STRESS PADA PASIEN GAGAL GINJAL KRONIK YANG MENJALANI HEMODIALISA

STRESS PADA PASIEN GAGAL GINJAL KRONIK YANG MENJALANI HEMODIALISA

BAB 1
PENDAHULUAN

1.1     Latar Belakang Masalah
Pada manusia, pengaturan dan konsentrasi larutan dalam cairan ekstraselular adalah fungsi primer dari ginjal. Ginjal membuang produk sampah metabolik dan kelebihan konsentrasi dari produk sampah tersebut serta mengubah bahan-bahan tersebut agar jumlahnya menjadi normal atau rendah (Suhardjono, 2001). Ginjal berfungsi untuk mengatur keseimbangan air dalam tubuh, mengatur konsentrasi garam dalam darah dan keseimbangan asam-basa darah, mengontrol sekresi hormon, serta eksresi sisa metabolisme, racun dan kelebihan garam (Price dan Wilson, 2006). Apabila ginjal gagal menjalankan fungsinya maka pasien memerlukan perawatan dan pengobatan dengan segera.
Gagal ginjal merupakan penyakit sistemik dan merupakan jalur akhir yang umum dari berbagai penyakit traktus urinarius dan ginjal (Bare dan Smeltzer, 2002). Gejala awal gagal ginjal kronik tidak jelas dan sering diabaikan. Gejala umum berupa letargi, malaise, dan kelemahan sering tertutup dan dianggap sebagai gejala penyakit primer. Pada tahap lebih lanjut penderita merasa gatal, mual, muntah, dan gangguan pencernaan lainnya. Terjadi juga penurunan lemak tubuh, retensi air dalam jaringan, perubahan warna kulit tubuh, gerakan yang melambat serta adanya penumpukan zat yang tidak diperlukan lagi oleh tubuh (Lemone and Burke 2004).
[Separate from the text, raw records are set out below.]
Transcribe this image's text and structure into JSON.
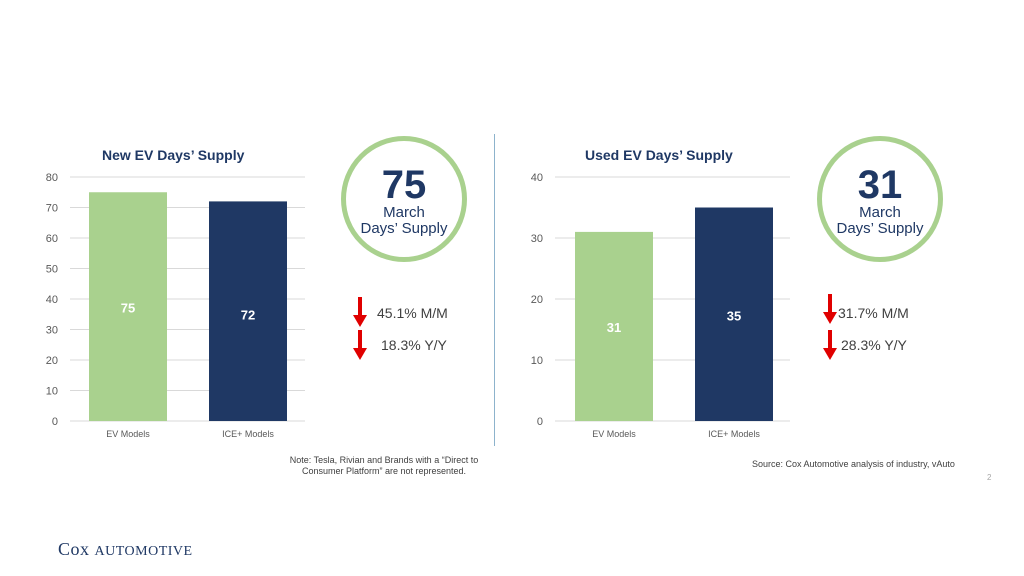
{
  "footer": {
    "note": "Note: Tesla, Rivian and Brands with a “Direct to Consumer Platform” are not represented.",
    "source": "Source: Cox Automotive analysis of industry, vAuto",
    "page_number": "2",
    "logo_cox": "Cox",
    "logo_automotive": "Automotive"
  },
  "new_panel": {
    "big_value": "75",
    "label_line1": "March",
    "label_line2": "Days’ Supply",
    "mm_change": "45.1% M/M",
    "yy_change": "18.3% Y/Y"
  },
  "used_panel": {
    "big_value": "31",
    "label_line1": "March",
    "label_line2": "Days’ Supply",
    "mm_change": "31.7% M/M",
    "yy_change": "28.3% Y/Y"
  },
  "colors": {
    "ev": "#a9d18e",
    "ice": "#1f3864",
    "arrow": "#e00000"
  },
  "chart_data": [
    {
      "type": "bar",
      "title": "New EV Days’ Supply",
      "categories": [
        "EV Models",
        "ICE+ Models"
      ],
      "values": [
        75,
        72
      ],
      "data_labels": [
        "75",
        "72"
      ],
      "ylim": [
        0,
        80
      ],
      "yticks": [
        0,
        10,
        20,
        30,
        40,
        50,
        60,
        70,
        80
      ],
      "grid": true
    },
    {
      "type": "bar",
      "title": "Used EV Days’ Supply",
      "categories": [
        "EV Models",
        "ICE+ Models"
      ],
      "values": [
        31,
        35
      ],
      "data_labels": [
        "31",
        "35"
      ],
      "ylim": [
        0,
        40
      ],
      "yticks": [
        0,
        10,
        20,
        30,
        40
      ],
      "grid": true
    }
  ]
}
Gejala ini merupakan suatu fenomena universal terjadi pada pasien gagal ginjal kronik yang mengalami gangguan fungsi progresif gagal ginjal kronik dan tidak dapat diperbaiki lagi. Pasien dengan gagal ginjal kronik harus dapat menerima fakta bahwa terapi penggantian ginjal akan di perlukan untuk sepanjang hidupnya. Ketidakberdayaan serta kurangnya penerimaan diri pasien menjadi faktor psikologis yang mampu mengarahkan pasien pada tingkat stres, cemas bahkan depresi (Stuart dan Sundeen, 1998).